Serving: 2 ½ quarts | Type: Pickle
Ingredients:
Raw Mango | -8 cups (about 4 medium size mango) |
Garlic (Optional) | -1 pod (peeled) |
Black Mustard | – 1/4 cup |
Yellow Mustard | -1/4 cup |
Salt | -1/4 cup |
Kashmiri Chili Powder | -1/4 cup |
Red Chili Powder | -1/4 to -1/2 cup |
Cooking Oil | -1 ½ cup |
Sesame Oil | -1/4 cup |
Method:
- Wash and pat dry the raw mangoes.
- Then cut the raw mangoes into 2 inch dies with the shells.
- Spread it out on a tray, and allow it to air dry for a few hours. (If you can dry it in the sun, it is even better).
- In a mixie, powder the two types of mustard seeds.
- Then in the same mixie add the chili powders and salt and grind it up so everything is mixed equally.

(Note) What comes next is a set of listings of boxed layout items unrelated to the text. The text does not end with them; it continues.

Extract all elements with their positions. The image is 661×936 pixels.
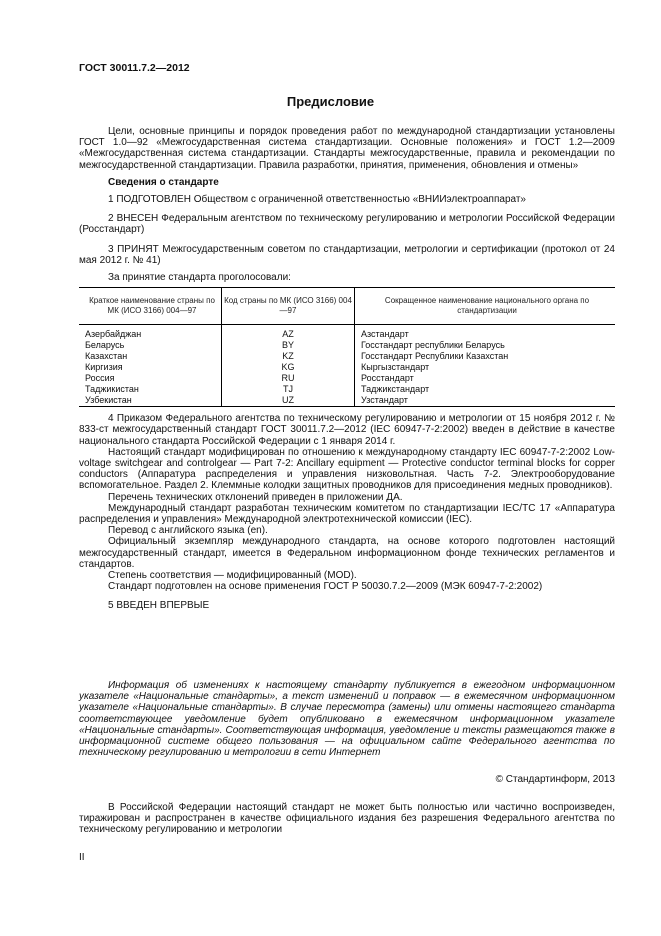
voted-label: За принятие стандарта проголосовали: (108, 272, 291, 284)
item-3: 3 ПРИНЯТ Межгосударственным советом по стандартизации, метрологии и сертификации (протокол от 24 мая 2012 г. № 41) (79, 243, 615, 266)
country-name: Азербайджан (85, 329, 142, 340)
table-header-row (79, 288, 615, 325)
standards-body: Кыргызстандарт (361, 362, 430, 373)
item-5: 5 ВВЕДЕН ВПЕРВЫЕ (108, 600, 210, 612)
country-name: Таджикистан (85, 384, 139, 395)
voting-countries-table (79, 287, 615, 407)
country-name: Беларусь (85, 340, 125, 351)
intro-paragraph: Цели, основные принципы и порядок проведения работ по международной стандартизации установлены ГОСТ 1.0—92 «Межгосударственная система стандартизации. Основные положения» и ГОСТ 1.2—2009 «Межгосударственная система стандартизации. Стандарты межгосударственные, правила и рекомендации по межгосударственной стандартизации. Правила разработки, принятия, применения, обновления и отмены» (79, 126, 615, 171)
table-row (79, 384, 615, 395)
standards-body: Госстандарт Республики Казахстан (361, 351, 509, 362)
country-code: KG (222, 362, 355, 373)
item-4-official-copy: Официальный экземпляр международного стандарта, на основе которого подготовлен настоящий межгосударственный стандарт, имеется в Федеральном информационном фонде технических регламентов и стандартов. (79, 536, 615, 570)
item-4-committee: Международный стандарт разработан техническим комитетом по стандартизации IEC/TC 17 «Аппаратура распределения и управления» Международной электротехнической комиссии (IEC). (79, 502, 615, 526)
country-code: TJ (222, 384, 355, 395)
table-row (79, 395, 615, 407)
standards-body: Росстандарт (361, 373, 414, 384)
standards-body: Узстандарт (355, 395, 616, 407)
standards-body: Азстандарт (361, 329, 409, 340)
country-name: Россия (85, 373, 115, 384)
table-row (79, 362, 615, 373)
preface-body (79, 126, 615, 612)
table-row (79, 351, 615, 362)
copyright-line: © Стандартинформ, 2013 (495, 774, 615, 786)
item-4-order: 4 Приказом Федерального агентства по техническому регулированию и метрологии от 15 ноября 2012 г. № 833-ст межгосударственный стандарт ГОСТ 30011.7.2—2012 (IEC 60947-7-2:2002) введен в действие в качестве национального стандарта Российской Федерации с 1 января 2014 г. (79, 413, 615, 447)
header-country: Краткое наименование страны по МК (ИСО 3166) 004—97 (79, 288, 222, 325)
country-code: RU (222, 373, 355, 384)
item-4-basis: Стандарт подготовлен на основе применения ГОСТ Р 50030.7.2—2009 (МЭК 60947-7-2:2002) (108, 581, 543, 593)
table-row (79, 373, 615, 384)
item-1: 1 ПОДГОТОВЛЕН Обществом с ограниченной ответственностью «ВНИИэлектроаппарат» (108, 194, 526, 206)
standards-body: Госстандарт республики Беларусь (361, 340, 505, 351)
item-2: 2 ВНЕСЕН Федеральным агентством по техническому регулированию и метрологии Российской Федерации (Росстандарт) (79, 213, 615, 236)
document-id: ГОСТ 30011.7.2—2012 (79, 62, 190, 74)
page-title: Предисловие (286, 94, 375, 109)
country-code: BY (222, 340, 355, 351)
country-code: KZ (222, 351, 355, 362)
change-notice-block (79, 680, 615, 835)
country-name: Узбекистан (79, 395, 222, 407)
item-4-deviations: Перечень технических отклонений приведен в приложении ДА. (108, 491, 403, 503)
change-notice: Информация об изменениях к настоящему стандарту публикуется в ежегодном информационном указателе «Национальные стандарты», а текст изменений и поправок — в ежемесячном информационном указателе «Национальные стандарты». В случае пересмотра (замены) или отмены настоящего стандарта соответствующее уведомление будет опубликовано в ежемесячном информационном указателе «Национальные стандарты». Соответствующая информация, уведомление и тексты размещаются также в информационной системе общего пользования — на официальном сайте Федерального агентства по техническому регулированию и метрологии в сети Интернет (79, 680, 615, 759)
item-4-translation: Перевод с английского языка (en). (108, 525, 268, 537)
standards-body: Таджикстандарт (361, 384, 430, 395)
header-body: Сокращенное наименование национального органа по стандартизации (355, 288, 616, 325)
page-number: II (79, 852, 85, 863)
country-code: UZ (222, 395, 355, 407)
country-name: Киргизия (85, 362, 123, 373)
country-name: Казахстан (85, 351, 128, 362)
country-code: AZ (222, 325, 355, 341)
reproduction-restriction: В Российской Федерации настоящий стандарт не может быть полностью или частично воспроизведен, тиражирован и распространен в качестве официального издания без разрешения Федерального агентства по техническому регулированию и метрологии (79, 801, 615, 836)
table-row (79, 325, 615, 341)
item-4-modification: Настоящий стандарт модифицирован по отношению к международному стандарту IEC 60947-7-2:2002 Low-voltage switchgear and controlgear — Part 7-2: Ancillary equipment — Protective conductor terminal blocks for copper conductors (Аппаратура распределения и управления низковольтная. Часть 7-2. Электрооборудование вспомогательное. Раздел 2. Клеммные колодки защитных проводников для присоединения медных проводников). (79, 446, 615, 492)
info-heading: Сведения о стандарте (108, 176, 219, 188)
table-row (79, 340, 615, 351)
header-code: Код страны по МК (ИСО 3166) 004—97 (222, 288, 355, 325)
item-4-conformity: Степень соответствия — модифицированный (MOD). (108, 570, 357, 582)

- Place this powder in a mixing bowl and add the oil and mix everything well.
- Next add the sun dried raw mangoes and garlic.
- Again mix it thoroughly until all the mangoes and garlic pieces are coated with the chili mix.
- Pour this into an air tight container and keep it in a cool place for four days.
- Do not open for four days.
- On the fourth day, open the air tight container, mix it once again and add another ¼ cup of sesame oil.
- Then close it for another 4 days and keep it in a cool, dry place.
- After another four days (a total of 8 days from the start), open the air tight container and mix the pickle one more time.
- Now it is ready to be eaten.
- After each use place it in the fridge for a longer shelf life. It was stay fresh for longer time.
Note:
- For the oil, you make the whole pickle with just sesame oil or the whole pickle with just cooking oil.
- Make sure the raw mangoes are very firm and sour. This will make a very good pickle.
- The Kashmiri chili will give it a very bright red color. If you cannot find it, then you can add just regular chili powder. However, the color maybe more brown than bright red.